Jetzt haben sich die Labors mit Geräten gefüllt, Computer werden in Betrieb genommen und an das Datenverteilsystem des Schiffes angeschlossen, die Unterwegsmessungen laufen, Stationsablaufpläne werden diskutiert und die knappe Messzeit wird verteilt. Wale wurden bereits gesichtet und der erste Sonnenuntergang auf See ist Vergangenheit. Es wird auch weniger Mückenschutz verwendet und nur noch die regelmäßige Einnahme der Medikamente zur Malariaprophylaxe erinnert daran, dass wir hoffentlich alle ohne Stich und Infektion ein Hochrisikogebiet für Malaria tropica passiert haben.

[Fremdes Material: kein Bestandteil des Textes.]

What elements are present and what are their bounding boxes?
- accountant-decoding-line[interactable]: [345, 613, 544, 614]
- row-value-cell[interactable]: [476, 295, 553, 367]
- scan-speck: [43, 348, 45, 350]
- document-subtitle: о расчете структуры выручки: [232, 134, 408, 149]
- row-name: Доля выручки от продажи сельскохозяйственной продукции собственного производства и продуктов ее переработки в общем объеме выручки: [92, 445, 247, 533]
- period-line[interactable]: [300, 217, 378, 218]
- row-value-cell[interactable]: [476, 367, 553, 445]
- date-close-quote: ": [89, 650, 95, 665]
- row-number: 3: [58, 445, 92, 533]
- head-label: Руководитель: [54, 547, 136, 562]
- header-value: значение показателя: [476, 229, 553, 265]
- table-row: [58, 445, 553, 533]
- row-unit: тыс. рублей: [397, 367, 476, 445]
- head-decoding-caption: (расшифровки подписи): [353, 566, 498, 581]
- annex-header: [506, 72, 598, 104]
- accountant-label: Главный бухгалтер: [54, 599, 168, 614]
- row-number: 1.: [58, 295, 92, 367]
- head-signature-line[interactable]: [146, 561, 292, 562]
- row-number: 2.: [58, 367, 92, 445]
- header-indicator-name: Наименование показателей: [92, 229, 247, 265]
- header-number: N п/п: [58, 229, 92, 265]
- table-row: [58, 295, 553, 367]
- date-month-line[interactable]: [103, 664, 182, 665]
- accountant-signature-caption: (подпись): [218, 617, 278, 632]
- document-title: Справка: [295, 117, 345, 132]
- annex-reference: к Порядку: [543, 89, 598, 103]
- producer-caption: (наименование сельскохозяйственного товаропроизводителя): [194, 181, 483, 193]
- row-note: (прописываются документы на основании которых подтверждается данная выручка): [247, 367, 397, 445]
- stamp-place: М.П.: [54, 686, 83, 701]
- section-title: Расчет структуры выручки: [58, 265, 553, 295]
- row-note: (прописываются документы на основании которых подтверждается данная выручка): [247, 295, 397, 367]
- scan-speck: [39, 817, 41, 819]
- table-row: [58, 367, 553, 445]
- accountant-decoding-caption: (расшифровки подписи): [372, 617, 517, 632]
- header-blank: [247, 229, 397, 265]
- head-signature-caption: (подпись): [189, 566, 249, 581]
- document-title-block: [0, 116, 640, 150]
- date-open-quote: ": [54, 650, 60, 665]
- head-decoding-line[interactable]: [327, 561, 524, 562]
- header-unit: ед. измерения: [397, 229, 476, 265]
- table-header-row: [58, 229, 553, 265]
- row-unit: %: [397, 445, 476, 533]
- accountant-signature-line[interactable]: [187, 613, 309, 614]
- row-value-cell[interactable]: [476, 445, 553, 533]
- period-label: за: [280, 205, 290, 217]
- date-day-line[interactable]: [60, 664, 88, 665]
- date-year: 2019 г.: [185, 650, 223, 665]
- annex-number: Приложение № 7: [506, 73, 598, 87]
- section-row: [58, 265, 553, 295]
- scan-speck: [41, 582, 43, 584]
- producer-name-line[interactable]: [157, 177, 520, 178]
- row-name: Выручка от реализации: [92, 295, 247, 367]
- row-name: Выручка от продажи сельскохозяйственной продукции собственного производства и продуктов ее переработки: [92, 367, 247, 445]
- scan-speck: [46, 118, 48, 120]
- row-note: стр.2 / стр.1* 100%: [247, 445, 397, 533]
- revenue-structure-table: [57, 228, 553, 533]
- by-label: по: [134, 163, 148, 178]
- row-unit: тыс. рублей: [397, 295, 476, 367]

Die Reise vereint Kollegen des Leibniz-Instituts für Ostseeforschung, des Leibniz-Zentrums für Marine Tropenökologie, des Fachbereichs Biologie der Universität Bremen, sowie Angolanische Kolleginnen und Kollegen aus dem Fischereiinstitut in Luanda und dem Department of Environmental Affairs in Südafrika. Alle haben sich der Untersuchung von Ökosystemen in Sauerstoffminimumzonen verschrieben. Die meisten Stationen werden im sogenannten Angolawirbel liegen, einem Seegebiet vor der angolanischen Küste, in dem die besonderen räumlichen Strukturen der Passatwinde häufig Tiefenwasser aufquellen lassen, dessen Nährstoffe dann schnell durch Phytoplankton aufgenommen werden und so in ein Nahrungsnetz mit großer Biodiversität gelangen. Mineralisation von absinkendem Detritus führt zu einer ausgeprägten Sauerstoffminimumzone unterhalb der Thermoklinen, die nach unten durch das Antarktische Zwischenwasser begrenzt wird. Der Angolawirbel ist Quellregion für Südatlantisches Zentralwasser, das mit dem polwärtigen Ostrandstrom entlang der Küste bis in das Benguela-Auftriebsgebiet vor Namibia gelangen kann und dort ganz wesentlich den Sauerstoff- und Nährstoffhaushalt auf dem Schelf bestimmt. Gleichzeitig lassen Modelluntersuchungen auch einen Rückweg von besonders sauerstoffarmem Wasser vom Namibischen Schelf in den Bereich des Angolawirbels vermuten. Die Zusammenhänge zwischen der atmosphärischen und ozeanischen Zirkulation, Nährstoff- und Sauerstoffverteilungen, Lichtverhältnissen und Primärproduktion, organismischer Vielfalt im Plankton und Benthos sowie spezielle physiologische Eigenschaften, die Zooplankton und Ichthyoplankton zum Leben in sauerstoffarmer Umwelt befähigen,werden auf dieser Reise untersucht werden.
Maria S. Merian läuft auf 8° Ost direkt nach Süden ins Untersuchungsgebiet, an Bord sind alle wohlauf und freuen sich auf die Reise.